In the '60s, I happened to be walking past the Folklore Center at 110 McDougal St. one evening and went into the coffee shop almost directly underneath; can't remember the name at the moment (it was not the Bitter End, which was a couple of blocks away on Bleecker). But there was a concert that night set up by and for Dutch television with Phil Ochs, Tom Paxton and perhaps the third person was Len Chandler. Dave Van Ronk was emcee (and he frequently left, by his own admission, to get a drink at the bar next door). There were only 10-15 people in the audience, as I recall, but it was a fabulous concert! I once asked some people I knew in Holland to try to track it down, but to no avail.
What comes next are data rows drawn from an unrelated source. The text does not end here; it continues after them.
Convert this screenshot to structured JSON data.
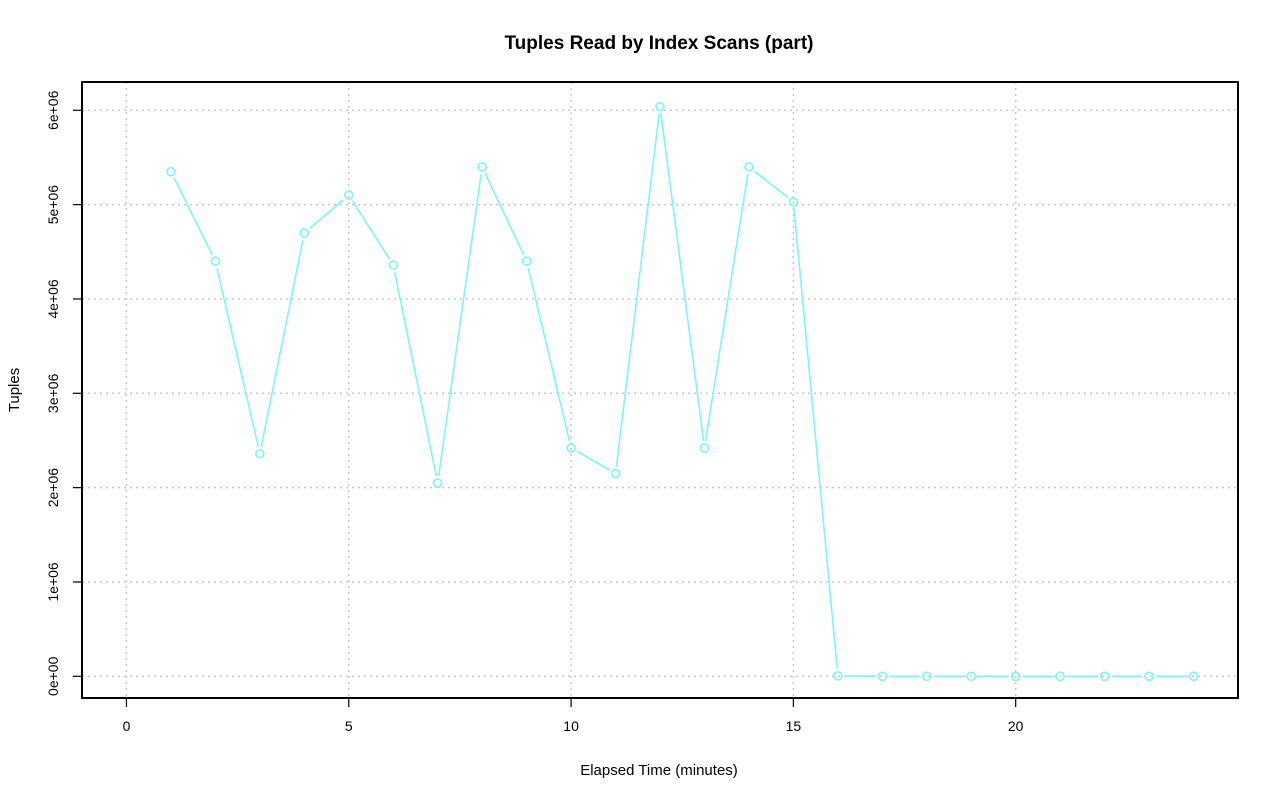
{
  "chart_data": {
    "type": "line",
    "title": "Tuples Read by Index Scans (part)",
    "xlabel": "Elapsed Time (minutes)",
    "ylabel": "Tuples",
    "xlim": [
      -1,
      25
    ],
    "ylim": [
      -230000,
      6300000
    ],
    "x_ticks": [
      0,
      5,
      10,
      15,
      20
    ],
    "x_tick_labels": [
      "0",
      "5",
      "10",
      "15",
      "20"
    ],
    "y_ticks": [
      0,
      1000000,
      2000000,
      3000000,
      4000000,
      5000000,
      6000000
    ],
    "y_tick_labels": [
      "0e+00",
      "1e+06",
      "2e+06",
      "3e+06",
      "4e+06",
      "5e+06",
      "6e+06"
    ],
    "grid": true,
    "color": "#7ff5f5",
    "series": [
      {
        "x": [
          1,
          2,
          3,
          4,
          5,
          6,
          7,
          8,
          9,
          10,
          11,
          12,
          13,
          14,
          15,
          16,
          17,
          18,
          19,
          20,
          21,
          22,
          23,
          24
        ],
        "values": [
          5350000,
          4400000,
          2360000,
          4700000,
          5100000,
          4360000,
          2050000,
          5400000,
          4400000,
          2420000,
          2150000,
          6040000,
          2420000,
          5400000,
          5030000,
          5000,
          0,
          0,
          0,
          0,
          0,
          0,
          0,
          0
        ]
      }
    ]
  }
}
I also got Phil to sing at one of the earliest anti-Vietnam War rallies in December 1964 on Thompson St., just south of Washington Square. It was organized by the Committee of Public Conscience, which was a short-lived offshoot of the War Resisters League. Dave McReynolds was probably the key person in the Committee and was for 40 years a key person in the WRL. Phil arrived a bit late but eventually climbed to the top of our soundtruck and did "Talking Vietnam Blues." Because he was late, my fellow organizers and I did a couple of songs first, so we "opened for Phil." We probably only had 25-40 people in the audience. But thanks to that demonstration, we ended the war only 8 years later! Well, maybe it was 9.

Randy says:

I remember seeing Phil on the local PBS station in San Francisco around the time that "Pleasures From The Harbor" came out. It was just Phil, a stool and his guitar. I saw Phil perform a few times (a couple of times in '69 and a few times in '73 &'74. I met him once and we talked about Marty Robins. I had requested that he sing some Marty Robins(Robbins?) one night in Cambridge, Mass. while he was deciding what to sing next. A big smile came across his face and he broke into "the Masters Call" remembering most of the lyrics. I went back stage to thank him!

He was very heavy at this time of his life and his voice was pretty shot. Before the show(at a small bar) he made arrangements to spend sometime with two twins!